Let's Hear It for Speculators!
GMU Econ prof Donald Boudreaux:
Speculators should be celebrated — not so much for their motives (which are no better or worse than normal) but for the socially beneficial, if largely invisible, consequences of their activities. Speculation makes resources more abundant when there is great scarcity by encouraging people to use those resources more sparingly when there is relative abundance.
Suppose a village on the west side of a mountain range has an unusually good wheat harvest, but a village on the east side loses most of its crop to drought. Everyone agrees that wheat should be shipped from where it’s relatively abundant to where it’s in short supply. Commerce and market prices ensure that such shipments occur.

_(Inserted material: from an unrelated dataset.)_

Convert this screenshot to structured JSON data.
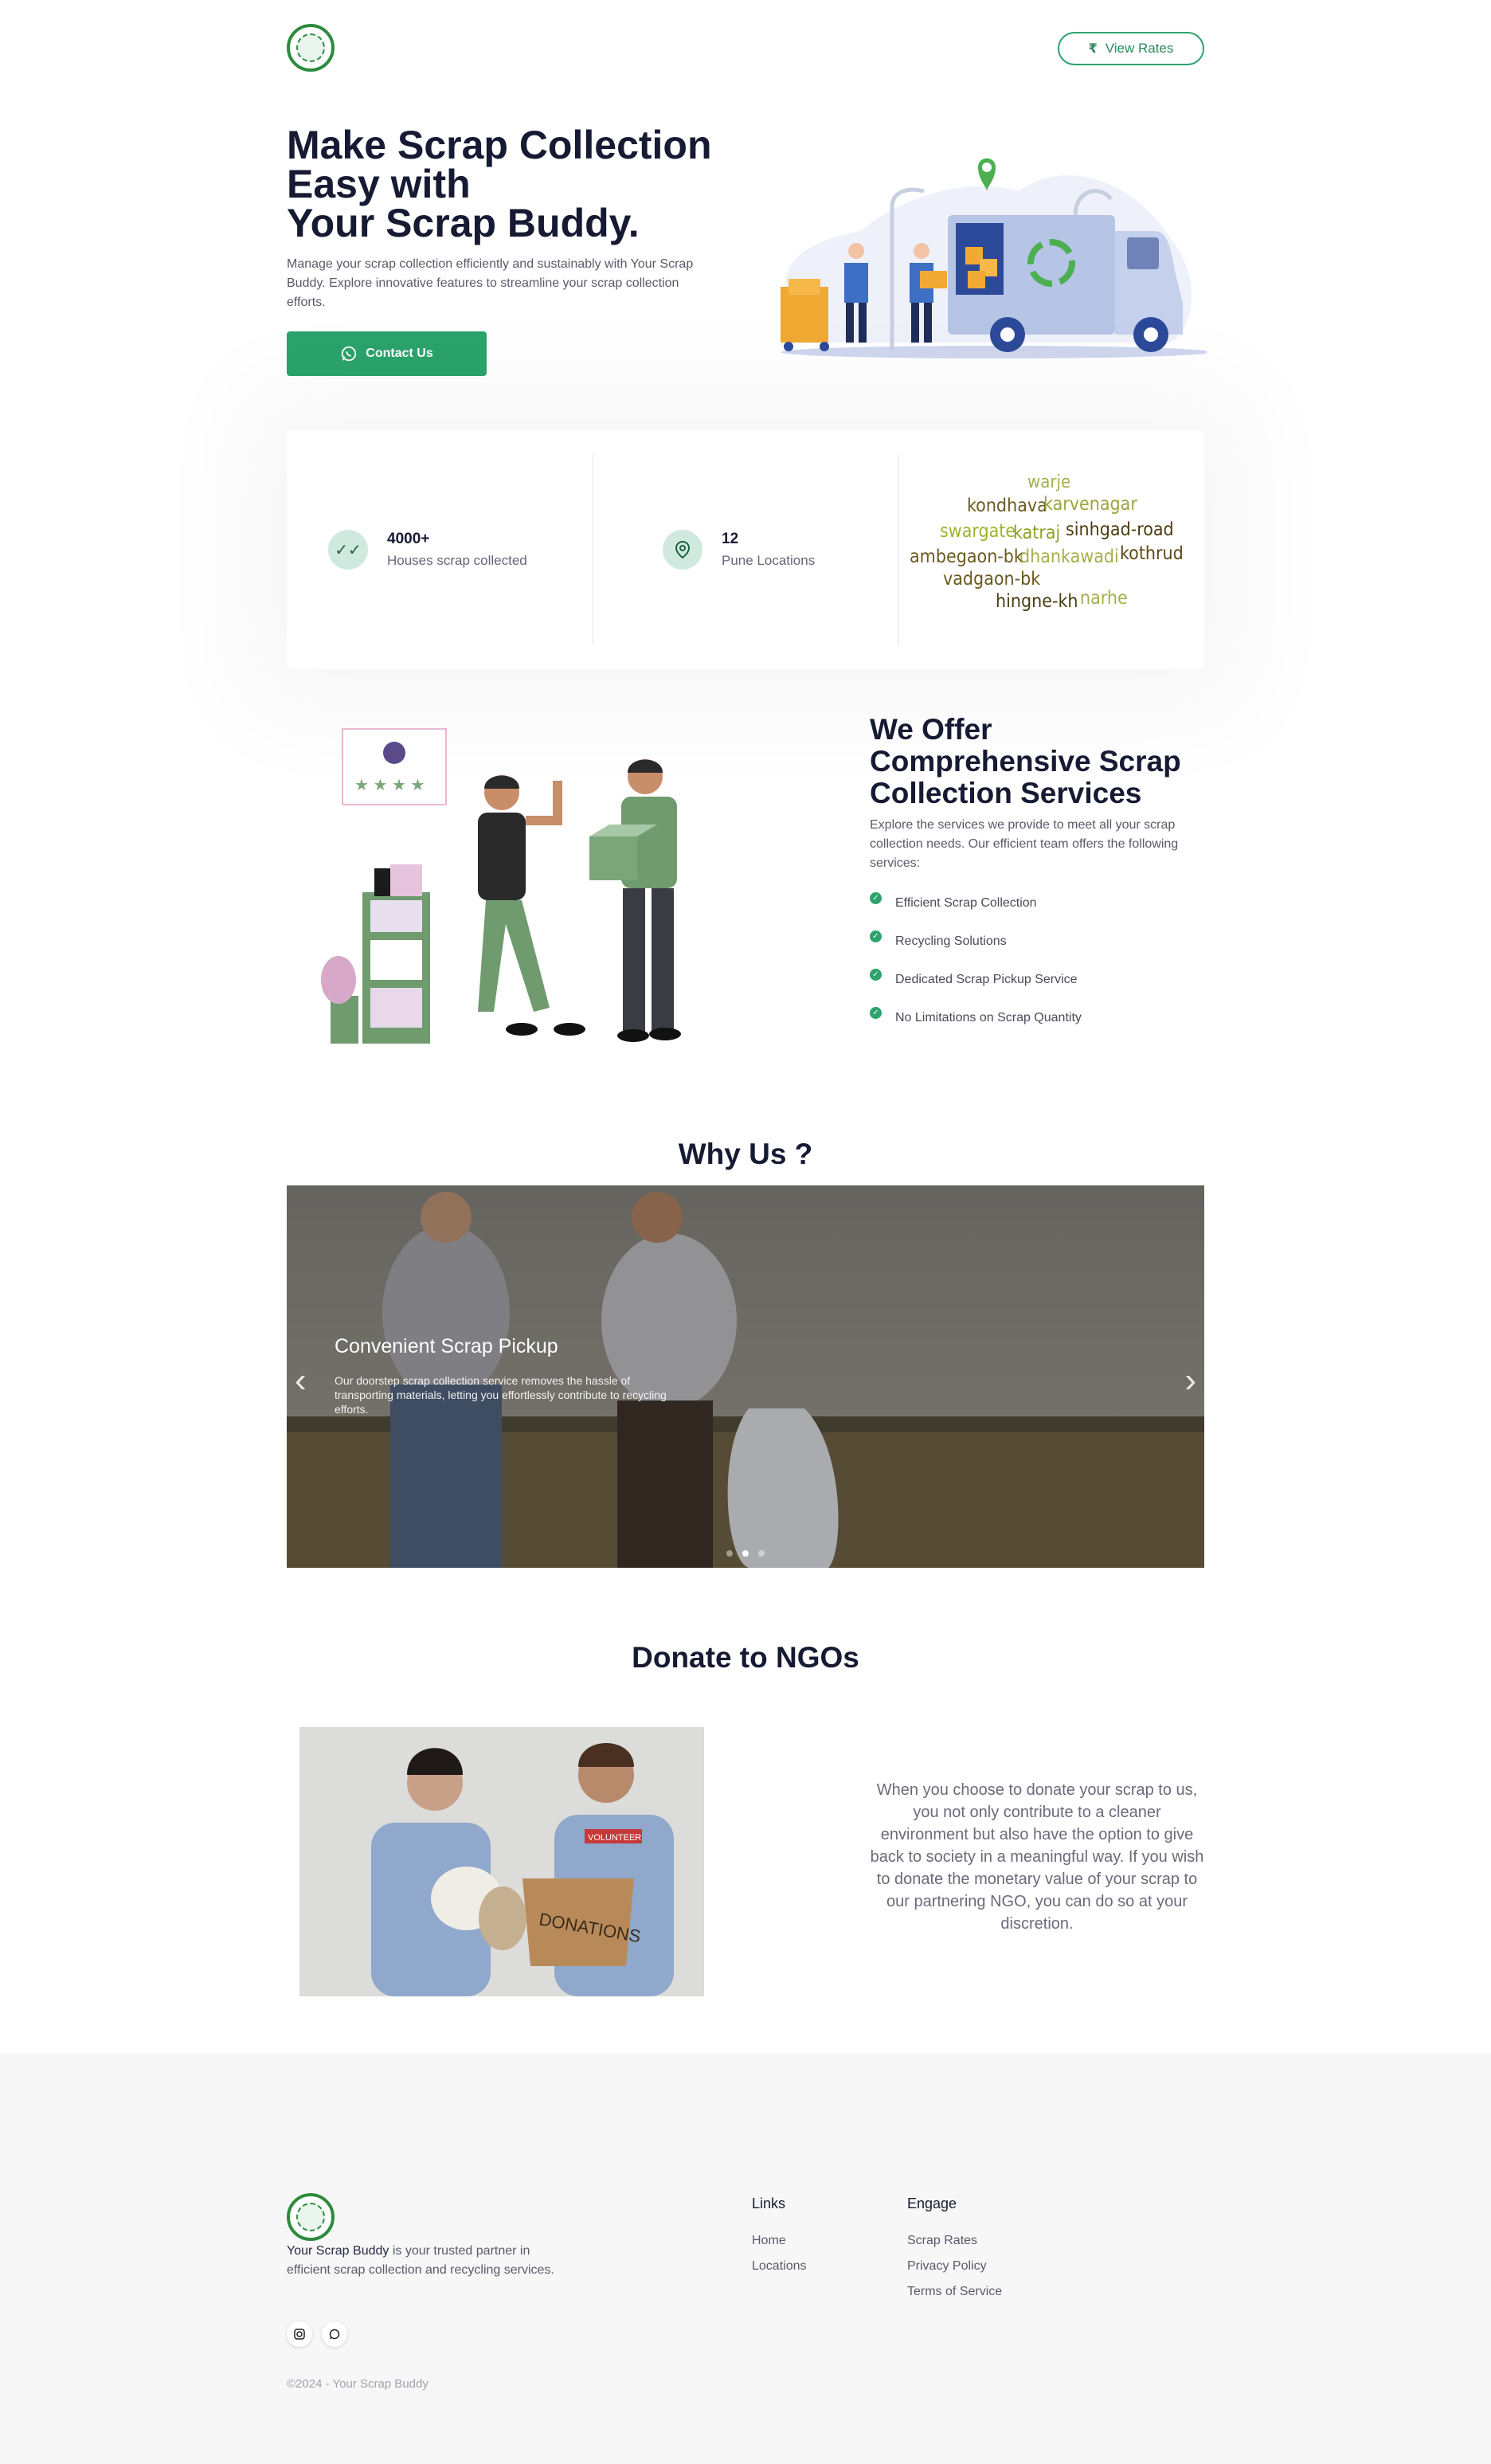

Wheat prices in the drought-stricken east village will be high, while prices in the village with the good harvest will be low. So merchants will buy wheat on the cheap in the west — causing its price there to rise — and ship it to the east village, where it will be sold at a profit.

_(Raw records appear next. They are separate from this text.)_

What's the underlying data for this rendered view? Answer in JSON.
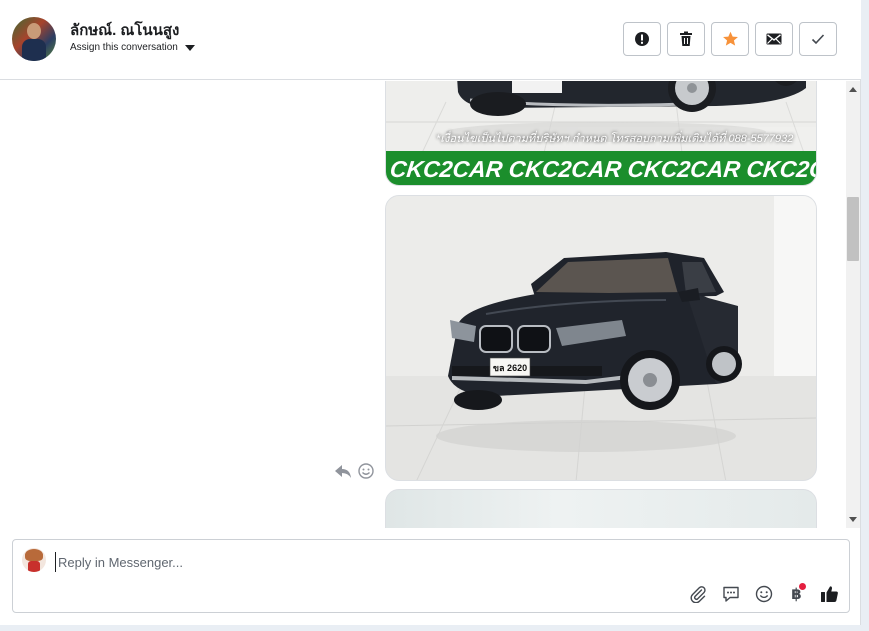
{
  "header": {
    "contact_name": "ลักษณ์. ณโนนสูง",
    "assign_label": "Assign this conversation",
    "actions": [
      {
        "name": "mark-spam-button",
        "icon": "alert-icon"
      },
      {
        "name": "delete-button",
        "icon": "trash-icon"
      },
      {
        "name": "star-button",
        "icon": "star-icon"
      },
      {
        "name": "mark-unread-button",
        "icon": "envelope-icon"
      },
      {
        "name": "mark-done-button",
        "icon": "check-icon"
      }
    ]
  },
  "messages": {
    "photo1": {
      "note": "*เงื่อนไขเป็นไปตามที่บริษัทฯ กำหนด โทรสอบถามเพิ่มเติมได้ที่ 088-5577932",
      "banner": "CKC2CAR CKC2CAR CKC2CAR CKC2CAR CKC2",
      "plate": ""
    },
    "photo2": {
      "plate": "ขล 2620"
    }
  },
  "composer": {
    "placeholder": "Reply in Messenger...",
    "value": "",
    "tools": [
      "attachment-icon",
      "saved-replies-icon",
      "emoji-icon",
      "payment-icon",
      "like-icon"
    ],
    "payment_symbol": "฿"
  },
  "colors": {
    "accent_star": "#f7923a",
    "banner_green": "#1b8e2c",
    "notification_dot": "#e41e3f"
  }
}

It’s true that these merchants are motivated by self-interest. No matter. They perform the beneficial task of distributing supplies more equally and sensibly. Because of the merchants’ profit-seeking response to the difference in prices between the two villages, people who need wheat less urgently are encouraged by higher prices to use less of it, so that people who need wheat more urgently get what they need. Surely this result deserves applause.
Speculators perform the very same task. The only difference is that, with speculation, people who need resources more urgently are separated from people who need them less urgently not by a physical barrier, but by time.